4.78回転の童謡レコード盤

<平成4年11月1日>

 最近ある週刊誌の掲示板に、78回転の童謡レコードを探していますと言う記事をのせた。
 ところが週刊誌が発売された翌日から電話を戴き、一ヶ月近く経った今でも、連絡して下さる方が後をたたない。

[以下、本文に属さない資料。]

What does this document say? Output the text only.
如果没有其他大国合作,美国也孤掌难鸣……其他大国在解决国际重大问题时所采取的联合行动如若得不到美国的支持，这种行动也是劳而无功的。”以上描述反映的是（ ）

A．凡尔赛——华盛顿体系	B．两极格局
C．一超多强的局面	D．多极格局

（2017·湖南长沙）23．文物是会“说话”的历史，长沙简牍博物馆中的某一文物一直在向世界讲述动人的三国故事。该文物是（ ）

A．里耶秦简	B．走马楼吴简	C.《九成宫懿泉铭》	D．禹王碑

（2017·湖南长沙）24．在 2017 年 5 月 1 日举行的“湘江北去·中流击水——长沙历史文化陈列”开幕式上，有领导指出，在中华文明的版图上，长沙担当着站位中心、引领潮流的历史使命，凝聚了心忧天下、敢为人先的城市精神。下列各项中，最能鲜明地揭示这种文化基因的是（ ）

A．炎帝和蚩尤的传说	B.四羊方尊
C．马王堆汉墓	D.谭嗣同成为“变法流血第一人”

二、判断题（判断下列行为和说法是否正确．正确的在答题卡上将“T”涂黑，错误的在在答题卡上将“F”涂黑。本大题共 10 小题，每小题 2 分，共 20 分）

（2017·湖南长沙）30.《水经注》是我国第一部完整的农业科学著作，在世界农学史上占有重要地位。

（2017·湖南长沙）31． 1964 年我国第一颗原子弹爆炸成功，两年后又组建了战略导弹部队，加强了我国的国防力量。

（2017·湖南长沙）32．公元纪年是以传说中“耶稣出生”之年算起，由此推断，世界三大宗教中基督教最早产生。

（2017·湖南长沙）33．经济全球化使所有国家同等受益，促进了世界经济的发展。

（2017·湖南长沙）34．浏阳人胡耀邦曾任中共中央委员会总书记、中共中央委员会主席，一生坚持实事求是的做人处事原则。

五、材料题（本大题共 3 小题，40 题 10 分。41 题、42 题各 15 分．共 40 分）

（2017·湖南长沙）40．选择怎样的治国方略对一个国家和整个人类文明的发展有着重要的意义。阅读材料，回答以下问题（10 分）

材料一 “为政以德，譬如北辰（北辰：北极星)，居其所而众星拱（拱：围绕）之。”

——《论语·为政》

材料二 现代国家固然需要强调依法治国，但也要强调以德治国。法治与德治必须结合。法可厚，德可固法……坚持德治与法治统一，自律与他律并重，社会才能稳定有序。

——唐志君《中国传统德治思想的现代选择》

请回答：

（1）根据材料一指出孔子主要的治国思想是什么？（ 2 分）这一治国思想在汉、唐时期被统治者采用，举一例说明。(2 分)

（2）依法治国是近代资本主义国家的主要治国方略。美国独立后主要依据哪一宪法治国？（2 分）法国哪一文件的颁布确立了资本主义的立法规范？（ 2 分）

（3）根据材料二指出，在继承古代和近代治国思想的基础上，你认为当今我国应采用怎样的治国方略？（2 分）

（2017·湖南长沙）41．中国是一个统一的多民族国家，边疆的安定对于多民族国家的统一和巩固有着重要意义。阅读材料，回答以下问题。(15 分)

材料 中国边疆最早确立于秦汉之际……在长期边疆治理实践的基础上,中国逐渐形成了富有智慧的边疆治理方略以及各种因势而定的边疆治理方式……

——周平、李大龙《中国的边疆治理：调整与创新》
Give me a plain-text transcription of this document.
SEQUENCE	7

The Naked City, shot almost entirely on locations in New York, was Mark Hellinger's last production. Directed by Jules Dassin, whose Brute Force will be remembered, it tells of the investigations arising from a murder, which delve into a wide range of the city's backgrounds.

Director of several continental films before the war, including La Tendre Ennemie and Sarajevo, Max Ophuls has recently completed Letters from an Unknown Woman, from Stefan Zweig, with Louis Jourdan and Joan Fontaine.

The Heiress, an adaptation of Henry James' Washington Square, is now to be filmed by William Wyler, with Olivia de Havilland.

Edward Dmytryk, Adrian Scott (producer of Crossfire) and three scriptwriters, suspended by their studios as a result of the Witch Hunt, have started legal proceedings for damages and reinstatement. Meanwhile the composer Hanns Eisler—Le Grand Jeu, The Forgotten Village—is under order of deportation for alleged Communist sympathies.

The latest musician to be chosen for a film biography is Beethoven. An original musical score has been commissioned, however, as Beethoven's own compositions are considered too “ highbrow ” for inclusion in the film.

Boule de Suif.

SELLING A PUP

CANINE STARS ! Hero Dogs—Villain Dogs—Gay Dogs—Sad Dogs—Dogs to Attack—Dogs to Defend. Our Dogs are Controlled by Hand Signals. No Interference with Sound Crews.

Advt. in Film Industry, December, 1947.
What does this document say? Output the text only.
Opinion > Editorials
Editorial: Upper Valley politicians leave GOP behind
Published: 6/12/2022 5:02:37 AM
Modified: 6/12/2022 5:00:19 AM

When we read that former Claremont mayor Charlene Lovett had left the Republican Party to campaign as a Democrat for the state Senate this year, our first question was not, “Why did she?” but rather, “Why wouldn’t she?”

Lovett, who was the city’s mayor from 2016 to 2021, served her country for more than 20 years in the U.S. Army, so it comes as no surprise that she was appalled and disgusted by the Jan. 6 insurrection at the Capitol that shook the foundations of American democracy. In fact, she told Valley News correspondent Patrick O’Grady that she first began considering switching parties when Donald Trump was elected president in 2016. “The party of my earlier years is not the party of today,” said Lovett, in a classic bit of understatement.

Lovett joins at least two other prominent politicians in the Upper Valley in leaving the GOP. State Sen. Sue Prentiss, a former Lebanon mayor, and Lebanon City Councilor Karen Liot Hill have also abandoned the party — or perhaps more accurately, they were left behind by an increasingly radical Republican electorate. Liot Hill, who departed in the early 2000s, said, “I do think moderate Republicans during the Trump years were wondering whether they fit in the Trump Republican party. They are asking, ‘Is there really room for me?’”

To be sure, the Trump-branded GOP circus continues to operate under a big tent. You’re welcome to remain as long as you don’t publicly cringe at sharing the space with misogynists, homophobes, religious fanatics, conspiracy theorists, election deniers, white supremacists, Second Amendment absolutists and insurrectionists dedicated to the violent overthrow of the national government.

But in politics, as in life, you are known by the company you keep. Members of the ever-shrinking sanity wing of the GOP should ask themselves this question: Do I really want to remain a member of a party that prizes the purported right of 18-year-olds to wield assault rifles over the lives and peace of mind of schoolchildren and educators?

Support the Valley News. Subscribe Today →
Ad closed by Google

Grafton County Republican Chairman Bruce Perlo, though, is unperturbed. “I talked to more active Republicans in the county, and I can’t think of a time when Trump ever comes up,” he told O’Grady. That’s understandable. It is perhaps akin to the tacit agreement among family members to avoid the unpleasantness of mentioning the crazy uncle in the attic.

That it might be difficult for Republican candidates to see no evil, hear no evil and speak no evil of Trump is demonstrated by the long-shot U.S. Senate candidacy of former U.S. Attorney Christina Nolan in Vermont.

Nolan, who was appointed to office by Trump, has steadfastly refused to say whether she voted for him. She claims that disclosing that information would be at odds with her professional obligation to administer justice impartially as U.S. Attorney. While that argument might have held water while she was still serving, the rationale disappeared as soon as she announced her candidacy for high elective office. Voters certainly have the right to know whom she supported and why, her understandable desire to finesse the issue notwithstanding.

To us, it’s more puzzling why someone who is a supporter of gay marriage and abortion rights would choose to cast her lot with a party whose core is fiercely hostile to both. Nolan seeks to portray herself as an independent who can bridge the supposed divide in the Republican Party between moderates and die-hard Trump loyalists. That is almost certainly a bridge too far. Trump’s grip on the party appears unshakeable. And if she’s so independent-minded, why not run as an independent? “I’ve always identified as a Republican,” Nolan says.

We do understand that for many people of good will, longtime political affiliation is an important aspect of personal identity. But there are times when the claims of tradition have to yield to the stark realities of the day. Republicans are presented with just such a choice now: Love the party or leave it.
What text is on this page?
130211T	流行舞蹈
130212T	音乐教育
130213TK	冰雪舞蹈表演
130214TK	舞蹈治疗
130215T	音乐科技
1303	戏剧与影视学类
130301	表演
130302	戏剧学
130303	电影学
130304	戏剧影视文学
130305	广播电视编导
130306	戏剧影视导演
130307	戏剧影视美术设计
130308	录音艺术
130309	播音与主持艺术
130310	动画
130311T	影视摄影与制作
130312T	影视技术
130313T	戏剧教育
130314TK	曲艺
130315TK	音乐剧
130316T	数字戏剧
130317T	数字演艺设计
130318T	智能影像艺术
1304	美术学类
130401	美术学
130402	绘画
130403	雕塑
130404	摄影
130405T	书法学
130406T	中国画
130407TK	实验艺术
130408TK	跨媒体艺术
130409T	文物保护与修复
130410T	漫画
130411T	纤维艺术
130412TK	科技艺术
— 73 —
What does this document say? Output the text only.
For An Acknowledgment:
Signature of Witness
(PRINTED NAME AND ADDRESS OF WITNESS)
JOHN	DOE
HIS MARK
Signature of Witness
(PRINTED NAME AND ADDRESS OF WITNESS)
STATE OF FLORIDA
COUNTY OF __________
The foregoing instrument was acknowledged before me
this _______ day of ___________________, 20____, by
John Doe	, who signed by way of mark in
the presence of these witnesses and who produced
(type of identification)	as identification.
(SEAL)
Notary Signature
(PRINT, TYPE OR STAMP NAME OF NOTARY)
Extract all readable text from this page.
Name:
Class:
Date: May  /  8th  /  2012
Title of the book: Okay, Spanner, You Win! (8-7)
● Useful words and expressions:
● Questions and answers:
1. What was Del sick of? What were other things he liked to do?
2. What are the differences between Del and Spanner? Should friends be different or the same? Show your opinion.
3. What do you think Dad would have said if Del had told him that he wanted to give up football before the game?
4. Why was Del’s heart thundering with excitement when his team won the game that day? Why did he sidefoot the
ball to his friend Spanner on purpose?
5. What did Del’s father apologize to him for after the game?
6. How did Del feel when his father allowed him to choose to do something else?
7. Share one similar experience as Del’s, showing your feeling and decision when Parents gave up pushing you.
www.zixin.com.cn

 手元に届けられたレコード盤は、既に三百枚に達しようとしている。
 大正末期から昭和初期のもの終戦後のもの等、私の知っている童謡、知らない童謡等、貴重な盤を戴いた。
 なかでも静岡県の焼津の方と茨城県の方が、78回転の重い盤を私の童謡記念館まで遠路、ご夫妻で届けて下さった時の、感謝と感動を忘れる事はできない。
 当館では約百年前のアメリカビクターの、木製のラッパ付の手巻蓄音器がある。
 レコード盤を送って下さった方に、そのうたを電話でお聞かせしている。
 一つのうたには、まして童謡には幼い日の、なつかしい思い出が沢山ある。
 その大切なレコード盤を惜し気もなく、贈って下さった方々の暖かいお心に、胸が熱くなる嬉しさ有難さをかみしめている。
 政治不信、或は凶悪な犯罪や、人の心のやさしさが遠のいて了った現今、こんなにも美しく暖かい心を持った人達が、この日本の空の下には、まだまだいるのだと言う安堵感と共に嬉しさを実感している。
 その方々に報いるためにも、この貴重な78回転盤を大切に保護保存し、一人でも多くの方々に、聞いて戴きたいと思う。